Public Health England have released further analysis about the wellbeing of 15 year-olds from the 'What about YOUth' survey in 2014. the key findings are;
- young people who engaged in behaviour which might harm their health such as drinking and smoking, having poor diet or exercising rarely, or who had negative feelings towards their body size reported lower wellbeing than those who did not
- self-reported wellbeing varied depending on the relative affluence or deprivation of the family, with those whose families were in more affluent groups and living in the least deprived areas reporting higher average wellbeing
- young people who stated that they had a disability, long-term illness or medical condition reported lower wellbeing than those who did not
- young people who described their sexual orientation as gay, lesbian, bisexual or ‘other’ were more likely to have lower wellbeing than those who declared themselves heterosexual. On average these young people also reported lower life satisfaction and happiness, and higher anxiety
The Government has published its response to the House of Commons Health Select Committee report on Childhood obesity
Things about ADHD and substance use...
Frequent Substance Use (SU) for young adults with childhood ADHD is accompanied by greater initial exposure at a young age and slightly faster progression. Early SU prevention and screening is critical before escalation to intractable levels. This is the conclusion from a longitudinal study published recently in J Child Psychology & Psychiatry
Things about chronic illness...
An article in Journal of Pediatric Nursing considers the 'School Experiences of Siblings of Children with Chronic Illness' - a systematic literature review. It concludes that:
Many siblings are socially resilient, yet overlooked, members of the family who may present with psychological, academic and peer related difficulties at school following diagnosis of a brother or sister with chronic illness.
Things to attend...
A one off, not to be missed opportunity to hear British journalist, author and presenter of BBC’s Today Programme, Nick Robinson, share stories about his career as a broadcaster and his personal battle to regain his voice following lung cancer. Nick will be joined by his Speech and Language Therapist Julia Selby, an alumni of TUoS. Together they will provide a unique insight into how they worked to get his voice back in shape and ready to go ‘on air’ following months of illness and discuss the long term impact of voice therapy. There will be a drinks reception following the event with an opportunity to meet Nick and Julia. Tickets for the event are priced at £15 and proceeds will be donated to the Macmillan Cancer Support
The 20th Sir Arthur Hall Memorial Lecture: What will the NHS be facing on its 90th birthday?

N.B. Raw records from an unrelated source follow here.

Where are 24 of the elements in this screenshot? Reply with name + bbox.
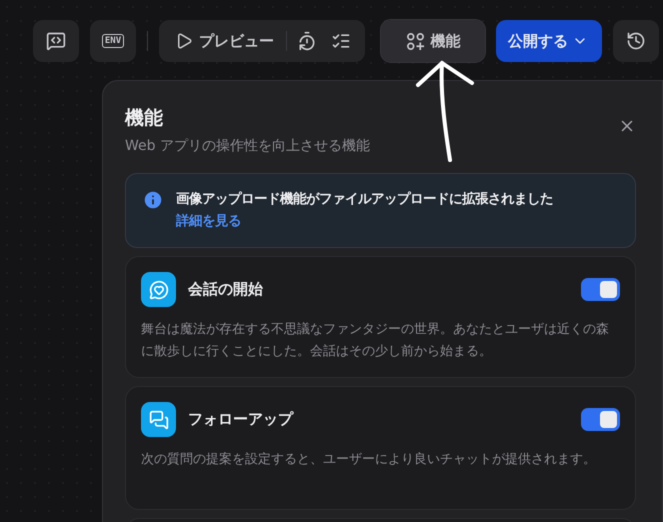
notice-text: 画像アップロード機能がファイルアップロードに拡張されました 詳細を見る (176, 190, 554, 231)
feature-name: 会話の開始 (188, 280, 264, 299)
feature-name: フォローアップ (188, 410, 295, 429)
panel-title: 機能 (125, 106, 164, 131)
feature-toggle[interactable] (581, 278, 620, 301)
details-link[interactable]: 詳細を見る (176, 214, 241, 229)
env-button[interactable]: ENV (90, 20, 136, 62)
feature-toggle[interactable] (581, 408, 620, 431)
history-icon (626, 31, 646, 51)
heart-chat-icon (148, 280, 168, 300)
history-button[interactable] (613, 20, 659, 62)
info-icon (142, 189, 164, 211)
chat-variable-button[interactable] (33, 20, 79, 62)
publish-button[interactable]: 公開する (496, 20, 602, 62)
env-label: ENV (102, 34, 124, 48)
shapes-plus-icon (406, 32, 424, 50)
feature-description: 次の質問の提案を設定すると、ユーザーにより良いチャットが提供されます。 (141, 451, 597, 469)
features-button[interactable]: 機能 (381, 20, 485, 62)
panel-subtitle: Web アプリの操作性を向上させる機能 (125, 137, 370, 155)
chat-bubbles-icon (148, 410, 168, 430)
timer-icon (297, 31, 317, 51)
chat-code-icon (46, 31, 66, 51)
play-icon (175, 32, 193, 50)
feature-description: 舞台は魔法が存在する不思議なファンタジーの世界。あなたとユーザは近くの森に散歩しに行くことにした。会話はその少し前から始まる。 (141, 321, 610, 361)
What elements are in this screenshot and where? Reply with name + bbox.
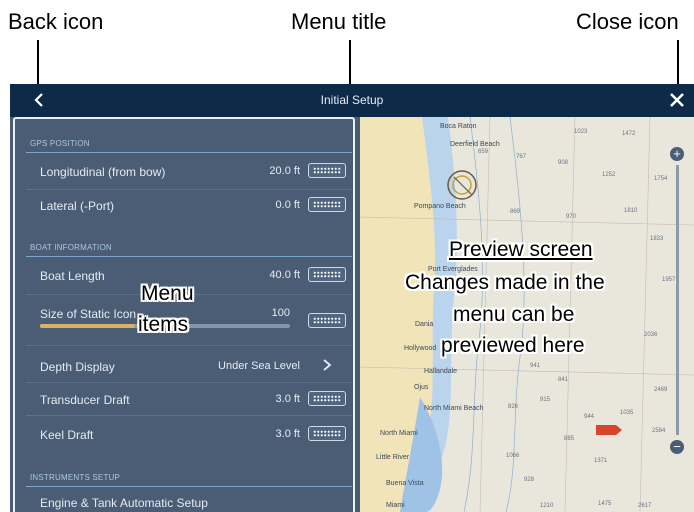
row-label: Lateral (-Port) [40, 199, 115, 213]
depth-sounding: 2036 [644, 332, 658, 338]
row-divider [26, 345, 352, 346]
row-label: Transducer Draft [40, 393, 130, 407]
depth-sounding: 1035 [620, 410, 634, 416]
row-value: 3.0 ft [275, 428, 300, 440]
section-instruments-setup: INSTRUMENTS SETUP [30, 473, 121, 482]
depth-sounding: 1957 [662, 277, 676, 283]
place-little-river: Little River [376, 454, 410, 461]
callout-menu-title: Menu title [291, 9, 387, 34]
place-miami: Miami [386, 502, 405, 509]
depth-sounding: 1833 [650, 236, 664, 242]
callout-preview-heading: Preview screen [449, 238, 593, 261]
zoom-in-button[interactable]: + [670, 147, 684, 161]
depth-sounding: 941 [530, 363, 541, 369]
zoom-slider-track[interactable] [676, 165, 679, 435]
red-vessel-marker [596, 425, 622, 435]
depth-sounding: 659 [478, 149, 489, 155]
close-button[interactable] [666, 89, 688, 111]
row-label: Longitudinal (from bow) [40, 165, 166, 179]
place-hollywood: Hollywood [404, 345, 437, 352]
depth-sounding: 841 [558, 377, 569, 383]
menu-title: Initial Setup [320, 93, 384, 107]
depth-sounding: 1472 [622, 131, 636, 137]
row-depth-display[interactable]: Depth Display Under Sea Level [26, 350, 352, 384]
callout-menu-items-1: Menu [141, 282, 194, 305]
callout-back-icon: Back icon [8, 9, 104, 34]
keyboard-icon[interactable] [308, 267, 346, 282]
slider-fill [40, 324, 135, 328]
place-north-miami-beach: North Miami Beach [424, 405, 484, 412]
chevron-left-icon [34, 93, 43, 107]
title-bar: Initial Setup [10, 84, 694, 117]
row-label: Keel Draft [40, 428, 94, 442]
depth-sounding: 944 [584, 414, 595, 420]
depth-sounding: 869 [510, 209, 521, 215]
place-boca-raton: Boca Raton [440, 123, 477, 130]
back-button[interactable] [30, 90, 50, 110]
section-divider [26, 256, 352, 257]
depth-sounding: 1252 [602, 172, 616, 178]
keyboard-icon[interactable] [308, 313, 346, 328]
callout-menu-items-2: items [138, 313, 189, 336]
depth-sounding: 1210 [540, 503, 554, 509]
row-label: Engine & Tank Automatic Setup [40, 496, 208, 510]
place-dania: Dania [415, 321, 434, 328]
place-hallandale: Hallandale [424, 368, 458, 375]
row-value: 3.0 ft [275, 393, 300, 405]
depth-sounding: 767 [516, 154, 527, 160]
depth-sounding: 2469 [654, 387, 668, 393]
row-value: 40.0 ft [269, 269, 300, 281]
keyboard-icon[interactable] [308, 426, 346, 441]
callout-preview-line3: previewed here [441, 334, 585, 357]
section-gps-position: GPS POSITION [30, 139, 90, 148]
close-x-icon [670, 93, 684, 107]
row-label: Boat Length [40, 269, 105, 283]
row-value: 20.0 ft [269, 165, 300, 177]
section-divider [26, 152, 352, 153]
depth-sounding: 1754 [654, 176, 668, 182]
depth-sounding: 908 [558, 160, 569, 166]
depth-sounding: 885 [564, 436, 575, 442]
depth-sounding: 1066 [506, 453, 520, 459]
row-value: Under Sea Level [218, 360, 300, 372]
place-deerfield-beach: Deerfield Beach [450, 141, 500, 148]
zoom-out-button[interactable]: − [670, 440, 684, 454]
depth-sounding: 2584 [652, 428, 666, 434]
place-pompano-beach: Pompano Beach [414, 203, 466, 210]
row-label: Size of Static Icon [40, 307, 137, 321]
section-boat-information: BOAT INFORMATION [30, 243, 112, 252]
row-divider [26, 415, 352, 416]
row-transducer-draft[interactable]: Transducer Draft 3.0 ft [26, 383, 352, 417]
row-lateral[interactable]: Lateral (-Port) 0.0 ft [26, 189, 352, 223]
section-divider [26, 486, 352, 487]
row-label: Depth Display [40, 360, 115, 374]
row-engine-tank-setup[interactable]: Engine & Tank Automatic Setup [26, 488, 352, 512]
row-value: 100 [271, 307, 290, 319]
row-value: 0.0 ft [275, 199, 300, 211]
callout-close-icon: Close icon [576, 9, 679, 34]
depth-sounding: 2617 [638, 503, 652, 509]
keyboard-icon[interactable] [308, 197, 346, 212]
depth-sounding: 928 [524, 477, 535, 483]
callout-preview-line2: menu can be [453, 303, 575, 326]
row-longitudinal[interactable]: Longitudinal (from bow) 20.0 ft [26, 155, 352, 189]
chevron-right-icon [322, 358, 332, 375]
row-keel-draft[interactable]: Keel Draft 3.0 ft [26, 418, 352, 452]
keyboard-icon[interactable] [308, 163, 346, 178]
place-north-miami: North Miami [380, 430, 418, 437]
place-buena-vista: Buena Vista [386, 480, 424, 487]
keyboard-icon[interactable] [308, 391, 346, 406]
depth-sounding: 1023 [574, 129, 588, 135]
depth-sounding: 970 [566, 214, 577, 220]
depth-sounding: 826 [508, 404, 519, 410]
place-ojus: Ojus [414, 384, 429, 391]
depth-sounding: 915 [540, 397, 551, 403]
depth-sounding: 1810 [624, 208, 638, 214]
depth-sounding: 1371 [594, 458, 608, 464]
callout-preview-line1: Changes made in the [405, 271, 605, 294]
depth-sounding: 1475 [598, 501, 612, 507]
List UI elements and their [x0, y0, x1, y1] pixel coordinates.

by Professor Chris Whitty CBE FMedSi, Chief Scientific Adviser, Department of Health
This open event is in the Students' Union Building, The University of Sheffield, at 6pm on Thursday, 15 February 2018.
This year the NHS celebrates its 70th birthday. There have been significant changes in health and medicine in the UK over the last two decades, and in many areas of healthcare very substantial changes since the initial foundation of the NHS in 1948. These include major reductions in the impact of heart disease and stroke, large changes to infectious diseases and many improvements in the prevention and treatment of cancers. In some areas such as diabetes or antimicrobial resistance things are moving in the wrong direction. The demography of the UK has changed and is changing. Many of the trends have been remarkably stable so it is possible realistically to project forward 20 years in many areas of medicine and public health. This helps with planning research and policy. The 2018 Sir Arthur Hall lecture will consider where we have come from and where we are going over the next two decades in health and medicine.
I am enjoying watching the Hairy Bikers latest series on TV and last week made the Sardinian lamb with fennel which was beautiful, tender and tasty.